4/10 – Cut & paste your surroundings to Photoshop
Book: @HOLOmagazineGarment: SS17 by @thekarentopacio Type: Sainte Colombe by @MinetYoann @ProductionTypeTechnical Insights: #ML #AR #AI #AIUX #Adobe #Photoshop pic.twitter.com/LkTBe0t0rF
– Cyril Diagne (@cyrildiagne) May 3, 2020
The footage quickly went viral with over 4 million views at the time of this writing. You can see how a potted plant is framed with the camera and how this is is cut out precisely once you take a photo. Subsequently, the object comes as pasted in real time on a text document open on a laptop resting on the table.
It is thus shown not only how the copy and paste is immediate and with few imperfections, but also theinteroperability between two devices probably connected by the same user. The video continues showing then the extrapolation and sending of other elements such as a book and a dress.
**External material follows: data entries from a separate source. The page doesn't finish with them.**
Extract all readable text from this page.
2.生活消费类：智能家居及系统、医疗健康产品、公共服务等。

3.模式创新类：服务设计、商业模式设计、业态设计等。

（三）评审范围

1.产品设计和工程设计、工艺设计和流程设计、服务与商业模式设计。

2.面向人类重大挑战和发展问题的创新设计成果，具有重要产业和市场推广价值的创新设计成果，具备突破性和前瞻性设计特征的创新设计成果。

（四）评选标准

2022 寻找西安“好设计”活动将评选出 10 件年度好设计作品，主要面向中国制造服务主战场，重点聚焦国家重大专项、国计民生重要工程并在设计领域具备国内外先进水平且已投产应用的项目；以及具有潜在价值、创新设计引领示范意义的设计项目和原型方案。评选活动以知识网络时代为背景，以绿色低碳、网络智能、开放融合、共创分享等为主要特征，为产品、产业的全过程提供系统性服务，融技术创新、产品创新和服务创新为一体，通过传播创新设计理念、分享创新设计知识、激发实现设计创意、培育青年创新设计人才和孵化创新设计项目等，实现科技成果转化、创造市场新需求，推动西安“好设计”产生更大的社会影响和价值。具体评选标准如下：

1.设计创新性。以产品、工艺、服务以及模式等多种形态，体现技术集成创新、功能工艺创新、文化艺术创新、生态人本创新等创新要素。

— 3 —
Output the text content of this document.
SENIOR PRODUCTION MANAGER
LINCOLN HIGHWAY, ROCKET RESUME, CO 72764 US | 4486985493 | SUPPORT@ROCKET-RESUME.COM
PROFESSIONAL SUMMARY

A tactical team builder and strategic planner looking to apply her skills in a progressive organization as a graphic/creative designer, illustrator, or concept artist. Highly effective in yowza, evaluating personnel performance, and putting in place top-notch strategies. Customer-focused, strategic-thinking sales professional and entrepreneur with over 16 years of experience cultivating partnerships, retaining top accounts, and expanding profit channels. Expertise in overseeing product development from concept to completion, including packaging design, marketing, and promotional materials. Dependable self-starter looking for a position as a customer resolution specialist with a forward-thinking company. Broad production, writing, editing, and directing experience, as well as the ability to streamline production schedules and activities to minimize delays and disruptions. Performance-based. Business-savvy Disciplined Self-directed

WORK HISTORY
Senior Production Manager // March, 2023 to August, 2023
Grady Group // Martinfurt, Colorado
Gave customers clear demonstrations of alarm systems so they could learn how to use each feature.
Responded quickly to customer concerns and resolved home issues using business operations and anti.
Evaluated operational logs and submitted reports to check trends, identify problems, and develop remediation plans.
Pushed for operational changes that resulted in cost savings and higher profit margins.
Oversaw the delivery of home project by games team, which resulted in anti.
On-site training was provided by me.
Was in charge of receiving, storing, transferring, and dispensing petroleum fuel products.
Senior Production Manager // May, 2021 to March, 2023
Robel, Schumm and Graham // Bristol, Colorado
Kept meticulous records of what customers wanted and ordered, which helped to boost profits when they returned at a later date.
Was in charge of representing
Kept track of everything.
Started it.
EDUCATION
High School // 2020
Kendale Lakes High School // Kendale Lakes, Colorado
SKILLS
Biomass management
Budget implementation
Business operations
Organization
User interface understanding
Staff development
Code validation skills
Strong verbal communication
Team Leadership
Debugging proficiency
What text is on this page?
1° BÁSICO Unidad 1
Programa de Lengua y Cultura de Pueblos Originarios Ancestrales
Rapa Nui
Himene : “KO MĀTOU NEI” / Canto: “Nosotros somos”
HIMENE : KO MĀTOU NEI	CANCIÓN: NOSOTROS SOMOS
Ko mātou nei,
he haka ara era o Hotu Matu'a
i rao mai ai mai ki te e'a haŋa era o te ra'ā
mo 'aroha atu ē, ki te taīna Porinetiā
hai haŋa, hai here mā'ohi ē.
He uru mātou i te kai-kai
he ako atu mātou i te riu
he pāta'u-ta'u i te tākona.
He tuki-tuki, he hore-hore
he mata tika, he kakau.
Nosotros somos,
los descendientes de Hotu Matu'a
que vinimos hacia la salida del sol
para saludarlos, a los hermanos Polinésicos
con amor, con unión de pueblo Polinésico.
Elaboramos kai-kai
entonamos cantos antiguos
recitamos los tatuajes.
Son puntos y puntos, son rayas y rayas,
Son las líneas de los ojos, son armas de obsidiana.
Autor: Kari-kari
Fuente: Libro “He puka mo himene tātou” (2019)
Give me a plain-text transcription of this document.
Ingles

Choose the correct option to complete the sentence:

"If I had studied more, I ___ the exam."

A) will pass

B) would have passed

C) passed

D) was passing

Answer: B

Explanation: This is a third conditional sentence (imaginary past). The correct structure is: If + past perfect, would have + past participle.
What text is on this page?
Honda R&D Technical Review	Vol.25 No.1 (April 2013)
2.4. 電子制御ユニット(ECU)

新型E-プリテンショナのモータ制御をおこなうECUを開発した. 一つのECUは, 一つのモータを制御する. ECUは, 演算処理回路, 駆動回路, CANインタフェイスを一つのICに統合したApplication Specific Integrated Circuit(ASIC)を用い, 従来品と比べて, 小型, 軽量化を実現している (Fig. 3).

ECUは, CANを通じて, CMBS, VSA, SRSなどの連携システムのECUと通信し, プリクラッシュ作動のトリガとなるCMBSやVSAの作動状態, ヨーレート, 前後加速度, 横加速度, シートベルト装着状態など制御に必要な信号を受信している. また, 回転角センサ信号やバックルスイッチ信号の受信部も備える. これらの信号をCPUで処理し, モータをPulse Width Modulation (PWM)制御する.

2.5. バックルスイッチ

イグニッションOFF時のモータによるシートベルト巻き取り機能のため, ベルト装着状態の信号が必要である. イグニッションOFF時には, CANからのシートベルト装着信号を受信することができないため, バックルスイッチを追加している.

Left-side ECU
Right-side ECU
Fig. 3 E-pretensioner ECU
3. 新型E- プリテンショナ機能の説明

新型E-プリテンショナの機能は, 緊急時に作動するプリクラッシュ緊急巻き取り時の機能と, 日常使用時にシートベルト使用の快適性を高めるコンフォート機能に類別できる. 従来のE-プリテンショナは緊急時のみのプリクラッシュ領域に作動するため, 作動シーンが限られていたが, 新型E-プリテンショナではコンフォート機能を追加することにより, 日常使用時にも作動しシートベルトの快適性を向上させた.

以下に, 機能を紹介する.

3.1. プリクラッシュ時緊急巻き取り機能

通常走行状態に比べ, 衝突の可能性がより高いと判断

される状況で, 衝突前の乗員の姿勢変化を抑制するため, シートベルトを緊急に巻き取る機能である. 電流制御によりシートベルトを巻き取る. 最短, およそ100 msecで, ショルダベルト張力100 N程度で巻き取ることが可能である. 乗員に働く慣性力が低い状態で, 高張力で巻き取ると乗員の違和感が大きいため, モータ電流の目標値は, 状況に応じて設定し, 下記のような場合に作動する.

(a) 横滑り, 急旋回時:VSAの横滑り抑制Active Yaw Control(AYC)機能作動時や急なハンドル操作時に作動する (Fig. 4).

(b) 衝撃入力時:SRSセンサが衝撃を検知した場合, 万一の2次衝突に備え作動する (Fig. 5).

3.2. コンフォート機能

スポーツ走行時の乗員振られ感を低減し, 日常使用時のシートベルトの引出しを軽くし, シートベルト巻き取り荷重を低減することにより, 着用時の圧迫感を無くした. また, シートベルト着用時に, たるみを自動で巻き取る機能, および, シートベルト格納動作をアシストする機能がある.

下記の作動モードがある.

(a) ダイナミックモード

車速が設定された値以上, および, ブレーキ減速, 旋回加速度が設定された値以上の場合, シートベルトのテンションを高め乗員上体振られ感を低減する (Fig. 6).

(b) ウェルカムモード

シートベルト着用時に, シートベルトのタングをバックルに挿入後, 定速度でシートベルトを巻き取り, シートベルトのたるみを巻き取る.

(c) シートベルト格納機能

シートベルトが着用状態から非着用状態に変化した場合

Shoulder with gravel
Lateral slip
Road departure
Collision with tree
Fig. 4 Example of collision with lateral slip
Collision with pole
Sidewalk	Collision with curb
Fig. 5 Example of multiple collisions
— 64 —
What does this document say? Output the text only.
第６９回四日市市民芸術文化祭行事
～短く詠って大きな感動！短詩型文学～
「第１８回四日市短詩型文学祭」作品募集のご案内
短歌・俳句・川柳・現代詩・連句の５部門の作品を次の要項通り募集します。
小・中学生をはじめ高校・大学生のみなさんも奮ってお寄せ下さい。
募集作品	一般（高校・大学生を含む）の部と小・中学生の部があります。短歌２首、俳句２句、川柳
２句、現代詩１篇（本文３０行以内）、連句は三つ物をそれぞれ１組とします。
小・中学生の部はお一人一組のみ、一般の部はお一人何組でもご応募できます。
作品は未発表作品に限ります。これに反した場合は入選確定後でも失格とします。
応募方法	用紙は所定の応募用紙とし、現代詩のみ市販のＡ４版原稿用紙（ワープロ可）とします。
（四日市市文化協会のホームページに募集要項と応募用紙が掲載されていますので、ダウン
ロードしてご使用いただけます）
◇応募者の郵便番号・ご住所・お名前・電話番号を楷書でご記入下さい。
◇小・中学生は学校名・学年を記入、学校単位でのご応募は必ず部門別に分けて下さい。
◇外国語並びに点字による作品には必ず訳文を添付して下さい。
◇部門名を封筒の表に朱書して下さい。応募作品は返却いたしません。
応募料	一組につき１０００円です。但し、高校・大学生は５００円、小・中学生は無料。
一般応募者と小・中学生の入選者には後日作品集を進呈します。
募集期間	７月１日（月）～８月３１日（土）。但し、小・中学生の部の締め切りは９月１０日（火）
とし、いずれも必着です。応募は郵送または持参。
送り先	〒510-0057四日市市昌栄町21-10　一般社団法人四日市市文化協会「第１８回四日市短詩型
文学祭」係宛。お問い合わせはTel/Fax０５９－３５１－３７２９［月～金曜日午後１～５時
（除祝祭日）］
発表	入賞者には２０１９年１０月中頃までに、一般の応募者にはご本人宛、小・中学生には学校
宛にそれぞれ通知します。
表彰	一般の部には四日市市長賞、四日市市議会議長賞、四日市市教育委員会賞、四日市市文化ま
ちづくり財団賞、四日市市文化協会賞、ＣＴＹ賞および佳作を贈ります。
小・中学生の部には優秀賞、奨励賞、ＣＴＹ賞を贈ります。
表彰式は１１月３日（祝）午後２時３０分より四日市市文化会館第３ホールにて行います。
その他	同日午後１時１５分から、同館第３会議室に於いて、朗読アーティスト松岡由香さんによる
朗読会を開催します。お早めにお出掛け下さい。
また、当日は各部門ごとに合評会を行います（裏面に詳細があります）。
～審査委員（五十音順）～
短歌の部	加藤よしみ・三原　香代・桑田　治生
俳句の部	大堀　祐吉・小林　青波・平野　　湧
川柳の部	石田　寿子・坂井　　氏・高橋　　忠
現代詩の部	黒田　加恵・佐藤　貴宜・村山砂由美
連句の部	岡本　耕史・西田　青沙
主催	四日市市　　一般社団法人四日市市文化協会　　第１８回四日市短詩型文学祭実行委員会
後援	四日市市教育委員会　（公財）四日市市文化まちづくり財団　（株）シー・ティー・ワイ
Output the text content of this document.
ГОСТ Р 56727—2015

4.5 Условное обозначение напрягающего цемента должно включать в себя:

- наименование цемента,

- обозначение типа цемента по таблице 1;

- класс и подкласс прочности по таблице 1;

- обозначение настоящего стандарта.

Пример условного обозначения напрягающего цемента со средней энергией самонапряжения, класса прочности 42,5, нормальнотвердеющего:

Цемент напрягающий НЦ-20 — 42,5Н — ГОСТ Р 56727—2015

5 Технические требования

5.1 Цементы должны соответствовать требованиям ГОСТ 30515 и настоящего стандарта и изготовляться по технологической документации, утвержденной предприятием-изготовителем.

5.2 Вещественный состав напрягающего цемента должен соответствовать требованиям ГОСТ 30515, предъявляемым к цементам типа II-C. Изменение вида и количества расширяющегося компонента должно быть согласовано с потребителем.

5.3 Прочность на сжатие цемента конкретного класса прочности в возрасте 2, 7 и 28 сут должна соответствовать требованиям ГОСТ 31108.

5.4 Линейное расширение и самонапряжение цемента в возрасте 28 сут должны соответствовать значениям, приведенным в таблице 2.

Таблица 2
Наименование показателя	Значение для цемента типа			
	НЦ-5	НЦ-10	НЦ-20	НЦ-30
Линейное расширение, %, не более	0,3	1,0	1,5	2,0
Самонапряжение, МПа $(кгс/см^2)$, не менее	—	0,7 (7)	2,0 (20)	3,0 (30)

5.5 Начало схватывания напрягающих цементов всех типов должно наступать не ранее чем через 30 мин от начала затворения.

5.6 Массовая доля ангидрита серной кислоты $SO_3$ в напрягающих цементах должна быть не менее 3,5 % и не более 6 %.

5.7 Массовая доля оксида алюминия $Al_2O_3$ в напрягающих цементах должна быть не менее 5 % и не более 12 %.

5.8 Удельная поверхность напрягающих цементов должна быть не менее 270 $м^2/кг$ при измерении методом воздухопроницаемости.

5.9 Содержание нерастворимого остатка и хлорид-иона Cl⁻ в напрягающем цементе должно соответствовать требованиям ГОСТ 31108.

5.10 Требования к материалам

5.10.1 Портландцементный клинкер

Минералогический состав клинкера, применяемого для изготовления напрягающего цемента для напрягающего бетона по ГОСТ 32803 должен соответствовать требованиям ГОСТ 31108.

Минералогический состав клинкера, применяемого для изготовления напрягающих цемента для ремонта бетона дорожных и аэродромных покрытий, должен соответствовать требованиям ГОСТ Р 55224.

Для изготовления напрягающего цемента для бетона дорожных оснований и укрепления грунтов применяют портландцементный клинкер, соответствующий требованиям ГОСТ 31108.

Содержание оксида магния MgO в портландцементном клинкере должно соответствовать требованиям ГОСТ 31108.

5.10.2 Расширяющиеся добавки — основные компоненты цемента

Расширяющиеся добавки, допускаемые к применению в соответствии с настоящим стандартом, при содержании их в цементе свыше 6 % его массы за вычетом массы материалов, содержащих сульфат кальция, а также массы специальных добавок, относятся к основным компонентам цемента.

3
The technology has the advantage of being immediate and very simple to use and could really be very useful as an application in its own right for smartphones. But it could also act as companion for creatives and artists of photo editing, to move elements from one device to another more easily and on the fly.
It goes without saying that it seems clear that with a neutral and not complex background an object will be digitally obtained in a simpler way, but in any case a very interesting starting point and there is a bet that soon definitive solutions could be seen on the Android and iOS stores. It would also be a nice tribute to the inventor of the copy and paste, Larry Tesler, who died this year.